Tiembla la banca de Ted Kennedy

El presidente norteamericano Barack Obama hará hoy un viaje de emergencia a Massachusetts para intentar prevenir lo impensable: perder la banca del Senado ocupada durante décadas por Edward Kennedy, abrir una crisis interna en el Partido Demócrata y terminar de firmar el acta de defunción de su proyecto más significativo, la reforma de salud.
A 48 horas de la elección del martes, las encuestas le dan una leve ventaja al relativamente desconocido candidato republicano, Scott Brown, sobre la fiscal general del estado y candidata demócrata, Martha Coakley. Hasta hace una semana parecía una certeza que Coakley ganaría la banca más demócrata del país.

El desafío, de repente, se convirtió en un asunto vital. Una eventual victoria de Brown no sólo les daría a los republicanos el voto número 41 en el Senado y les permitiría bloquear la aprobación final de la reforma de salud. Además aterrorizaría a los demócratas, que en noviembre enfrentan las elecciones de mitad de mandato, y pondría un freno abrupto a la ambiciosa agenda parlamentaria de Obama. El peligro es tan grande que el presidente se vio obligado a tomarse un tiempo de los temas urgentes, como la catástrofe en Haití, para intentar impulsar en persona la candidatura de Coakley.

No es la primera estrella de los demócratas que lo hace. El viernes el ex presidente Bill Clinton estuvo en Massachusetts y participó de un acto de campaña. "Simplemente tienen que decidir si quieren elegir a la persona que bajará la cortina de nuestro país", le dijo a una pequeña multitud. Ese mismo día, en Washington, el congresista por Massachusetts, Barney Frank, fue aún más claro. "Si Scott Brown gana, matará el proyecto de reforma de salud", sentenció.

Cualquiera sea el resultado –muchos analistas sostienen que en última instancia Coakley se impondrá por ser un estado tradicionalmente demócrata–, los demócratas ya se pusieron a analizar por qué lo que debería haber sido un trámite se convirtió en una carrera con final cerrado. Quizá confiada por su fácil victoria en las primarias del mes pasado, Coakley dirigió una campaña mediocre, opaca.

Otra razón podría ser la fecha, en medio del crudo invierno, apenas un día después del fin de semana largo por el feriado en memoria de Martin Luther King. Brown, en cambio, realizó una campaña llena de energía, en la que se autodefendió como un republicano al estilo JFK (John Fiztgerald Kennedy), con ideas propias. Mientras es un conservador en temas económicos y de seguridad nacional, se considera más progresista en los asuntos sociales. Pero otros factores también están influyendo en el escenario en Massachusetts. Después de un año en la Casa Blanca, los niveles de popularidad de Obama han caído hasta por debajo del 50 por ciento. De todas maneras, el mandatario viajó al estado y, antes, difundió una propaganda televisiva en la que advierte a los votantes que toda su agenda parlamentaria depende de esa sola banca. Coakley no tiene la victoria asegurada con eso, pero Obama sabe que si pierde será un duro golpe para su liderazgo presidencial.

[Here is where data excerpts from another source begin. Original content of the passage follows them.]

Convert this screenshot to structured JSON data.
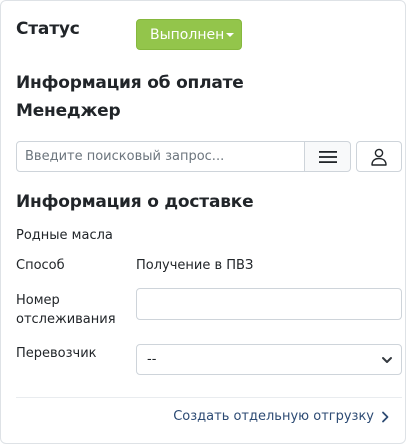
{
  "status": {
    "label": "Статус",
    "value": "Выполнен",
    "color": "#93c54b"
  },
  "payment": {
    "heading": "Информация об оплате"
  },
  "manager": {
    "heading": "Менеджер",
    "search_placeholder": "Введите поисковый запрос...",
    "menu_icon": "hamburger-icon",
    "user_icon": "user-icon"
  },
  "delivery": {
    "heading": "Информация о доставке",
    "warehouse": "Родные масла",
    "method_label": "Способ",
    "method_value": "Получение в ПВЗ",
    "tracking_label_line1": "Номер",
    "tracking_label_line2": "отслеживания",
    "tracking_value": "",
    "carrier_label": "Перевозчик",
    "carrier_value": "--"
  },
  "footer": {
    "link_label": "Создать отдельную отгрузку",
    "link_color": "#2c4a73"
  }
}
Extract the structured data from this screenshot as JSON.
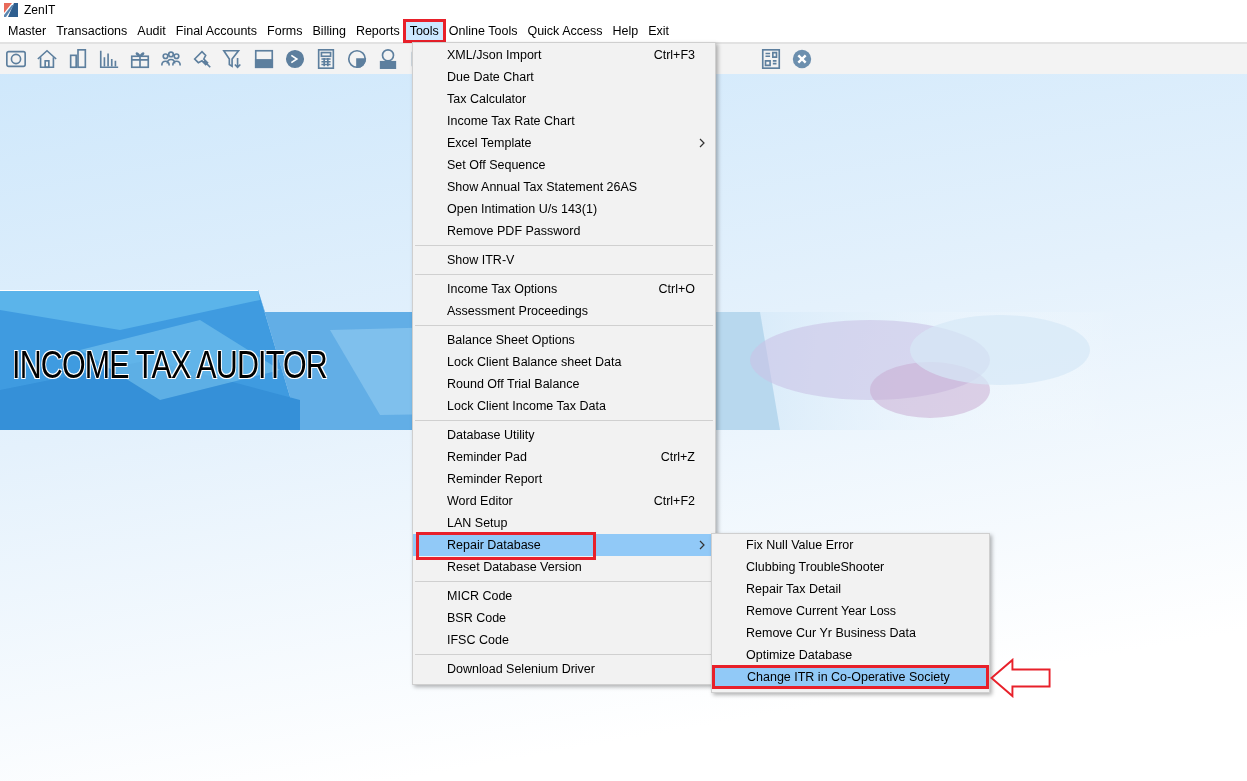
{
  "window": {
    "title": "ZenIT"
  },
  "menu_bar": [
    {
      "label": "Master",
      "selected": false,
      "annotated": false
    },
    {
      "label": "Transactions",
      "selected": false,
      "annotated": false
    },
    {
      "label": "Audit",
      "selected": false,
      "annotated": false
    },
    {
      "label": "Final Accounts",
      "selected": false,
      "annotated": false
    },
    {
      "label": "Forms",
      "selected": false,
      "annotated": false
    },
    {
      "label": "Billing",
      "selected": false,
      "annotated": false
    },
    {
      "label": "Reports",
      "selected": false,
      "annotated": false
    },
    {
      "label": "Tools",
      "selected": true,
      "annotated": true
    },
    {
      "label": "Online Tools",
      "selected": false,
      "annotated": false
    },
    {
      "label": "Quick Access",
      "selected": false,
      "annotated": false
    },
    {
      "label": "Help",
      "selected": false,
      "annotated": false
    },
    {
      "label": "Exit",
      "selected": false,
      "annotated": false
    }
  ],
  "banner": {
    "title": "INCOME TAX AUDITOR"
  },
  "tools_menu": [
    {
      "kind": "item",
      "label": "XML/Json Import",
      "shortcut": "Ctrl+F3",
      "selected": false,
      "annotated": false,
      "submenu": false
    },
    {
      "kind": "item",
      "label": "Due Date Chart",
      "selected": false,
      "annotated": false,
      "submenu": false
    },
    {
      "kind": "item",
      "label": "Tax Calculator",
      "selected": false,
      "annotated": false,
      "submenu": false
    },
    {
      "kind": "item",
      "label": "Income Tax Rate Chart",
      "selected": false,
      "annotated": false,
      "submenu": false
    },
    {
      "kind": "item",
      "label": "Excel Template",
      "selected": false,
      "annotated": false,
      "submenu": true
    },
    {
      "kind": "item",
      "label": "Set Off Sequence",
      "selected": false,
      "annotated": false,
      "submenu": false
    },
    {
      "kind": "item",
      "label": "Show Annual Tax Statement 26AS",
      "selected": false,
      "annotated": false,
      "submenu": false
    },
    {
      "kind": "item",
      "label": "Open Intimation U/s 143(1)",
      "selected": false,
      "annotated": false,
      "submenu": false
    },
    {
      "kind": "item",
      "label": "Remove PDF Password",
      "selected": false,
      "annotated": false,
      "submenu": false
    },
    {
      "kind": "separator"
    },
    {
      "kind": "item",
      "label": "Show ITR-V",
      "selected": false,
      "annotated": false,
      "submenu": false
    },
    {
      "kind": "separator"
    },
    {
      "kind": "item",
      "label": "Income Tax Options",
      "shortcut": "Ctrl+O",
      "selected": false,
      "annotated": false,
      "submenu": false
    },
    {
      "kind": "item",
      "label": "Assessment Proceedings",
      "selected": false,
      "annotated": false,
      "submenu": false
    },
    {
      "kind": "separator"
    },
    {
      "kind": "item",
      "label": "Balance Sheet Options",
      "selected": false,
      "annotated": false,
      "submenu": false
    },
    {
      "kind": "item",
      "label": "Lock Client Balance sheet Data",
      "selected": false,
      "annotated": false,
      "submenu": false
    },
    {
      "kind": "item",
      "label": "Round Off Trial Balance",
      "selected": false,
      "annotated": false,
      "submenu": false
    },
    {
      "kind": "item",
      "label": "Lock Client Income Tax Data",
      "selected": false,
      "annotated": false,
      "submenu": false
    },
    {
      "kind": "separator"
    },
    {
      "kind": "item",
      "label": "Database Utility",
      "selected": false,
      "annotated": false,
      "submenu": false
    },
    {
      "kind": "item",
      "label": "Reminder Pad",
      "shortcut": "Ctrl+Z",
      "selected": false,
      "annotated": false,
      "submenu": false
    },
    {
      "kind": "item",
      "label": "Reminder Report",
      "selected": false,
      "annotated": false,
      "submenu": false
    },
    {
      "kind": "item",
      "label": "Word Editor",
      "shortcut": "Ctrl+F2",
      "selected": false,
      "annotated": false,
      "submenu": false
    },
    {
      "kind": "item",
      "label": "LAN Setup",
      "selected": false,
      "annotated": false,
      "submenu": false
    },
    {
      "kind": "item",
      "label": "Repair Database",
      "selected": true,
      "annotated": true,
      "submenu": true
    },
    {
      "kind": "item",
      "label": "Reset Database Version",
      "selected": false,
      "annotated": false,
      "submenu": false
    },
    {
      "kind": "separator"
    },
    {
      "kind": "item",
      "label": "MICR Code",
      "selected": false,
      "annotated": false,
      "submenu": false
    },
    {
      "kind": "item",
      "label": "BSR Code",
      "selected": false,
      "annotated": false,
      "submenu": false
    },
    {
      "kind": "item",
      "label": "IFSC Code",
      "selected": false,
      "annotated": false,
      "submenu": false
    },
    {
      "kind": "separator"
    },
    {
      "kind": "item",
      "label": "Download Selenium Driver",
      "selected": false,
      "annotated": false,
      "submenu": false
    }
  ],
  "repair_submenu": [
    {
      "label": "Fix Null Value Error",
      "selected": false,
      "annotated": false
    },
    {
      "label": "Clubbing TroubleShooter",
      "selected": false,
      "annotated": false
    },
    {
      "label": "Repair Tax Detail",
      "selected": false,
      "annotated": false
    },
    {
      "label": "Remove Current Year Loss",
      "selected": false,
      "annotated": false
    },
    {
      "label": "Remove Cur Yr Business Data",
      "selected": false,
      "annotated": false
    },
    {
      "label": "Optimize Database",
      "selected": false,
      "annotated": false
    },
    {
      "label": "Change ITR in Co-Operative Society",
      "selected": true,
      "annotated": true
    }
  ]
}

La presencia de Obama también ayudará a los republicanos más extremistas que intentan expandir el resentimiento contra el gobierno nacional y sus principales medidas: la reforma sanitaria, los crecientes déficit, la inmigración y el establishment financiero, considerado el responsable de la actual crisis económica internacional. Es ese mismo resentimiento conservador que los republicanos explotaron para ganar las elecciones a gobernador en Virginia y Nueva Jersey el año pasado.

Pero lo cierto es que la mitad de los electores registrados en Massachusetts son independientes, por lo que las lealtades partidarias no decidirán el resultado el martes.